Suppoce for every $u$, $f(u)$ is a square integrable function, namely, $f(u)\in L^2([0,1])$. We can compute the Frechet derivative of this functional $f$, or in other words, the condition for $f$ to be Frechet differentiable is $$ \lim_{h\to 0}\frac{1}{h}\left( \left\|f(u+h)-f(u)-hf'(u) \right\| \right)=0. $$
However, we can also compute the derivative for $f$ with the index $s$ fixed. Say, for a fixed $s\in[0,1]$, $f(u;s)$ will only be a mapping from $[0,1]$ to $R$. We can also compute the partial derivative of $u$ and the differentiable condition will be $$ \lim_{h\to 0}\frac{1}{h}\left(f(u+h;s)-f(u;s)-hf'(u;s) \right)=0. $$ We can therefore require the above equation (with $s$ fixed) exists for every $s\in[0,1]$ and also obtain the derivative $f'(u;s)$. Namely, we compute this derivative pointwisely.

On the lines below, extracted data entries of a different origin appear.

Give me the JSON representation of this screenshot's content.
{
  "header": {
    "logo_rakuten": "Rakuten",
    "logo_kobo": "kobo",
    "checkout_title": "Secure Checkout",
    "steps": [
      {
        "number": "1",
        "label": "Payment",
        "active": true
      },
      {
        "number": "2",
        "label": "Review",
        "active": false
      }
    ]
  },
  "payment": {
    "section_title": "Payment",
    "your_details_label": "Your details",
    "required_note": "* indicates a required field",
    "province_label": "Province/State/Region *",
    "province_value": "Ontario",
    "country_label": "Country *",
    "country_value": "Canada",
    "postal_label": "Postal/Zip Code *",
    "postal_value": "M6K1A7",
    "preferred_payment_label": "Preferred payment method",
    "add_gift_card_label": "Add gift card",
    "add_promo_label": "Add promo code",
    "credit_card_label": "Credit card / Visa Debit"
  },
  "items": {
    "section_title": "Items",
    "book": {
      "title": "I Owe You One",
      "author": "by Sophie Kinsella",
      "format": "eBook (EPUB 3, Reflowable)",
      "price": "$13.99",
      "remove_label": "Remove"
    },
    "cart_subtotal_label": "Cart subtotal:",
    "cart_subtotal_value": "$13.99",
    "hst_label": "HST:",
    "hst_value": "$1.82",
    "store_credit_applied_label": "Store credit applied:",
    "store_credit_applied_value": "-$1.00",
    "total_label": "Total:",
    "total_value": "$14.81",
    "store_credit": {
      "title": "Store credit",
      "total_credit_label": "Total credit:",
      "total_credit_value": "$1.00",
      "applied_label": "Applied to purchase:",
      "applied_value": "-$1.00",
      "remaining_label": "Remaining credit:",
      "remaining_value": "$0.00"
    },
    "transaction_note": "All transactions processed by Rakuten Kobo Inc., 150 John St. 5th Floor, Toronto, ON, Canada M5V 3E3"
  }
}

My question is: what is the relationship between these two differentiable conditions???
Based on my intuition, I believe the later is sufficient to prove the former, but the contray may not exist. Moreover, the second equation should exist for almost everywhere $s\in[0,1]$ instead of the strictly every $s\in[0,1]$. (It is just my guess).
To prove my guess, note that the first condition needs $$ \lim_{h\to 0}\int_0^1\frac{1}{h^2}\left(f(u+h;s)-f(u;s)-hf'(u;s) \right)^2 ds=0. $$ The second simply interchanges the $\lim$ and the integral.(With $\lim$ first and integral second). We can use Lebesgue dominated convergence theorem to prove this problem. However, since our limit is simply $0$, I believe the dominated convergence theorem will strengthen the condtion. In fact, we should not need such a strict condition.(I guess it...)
I wonder also is there any reference talking about this question comprehensively?
Thanks for every kind of help!!!It torments me for a long time(cry...)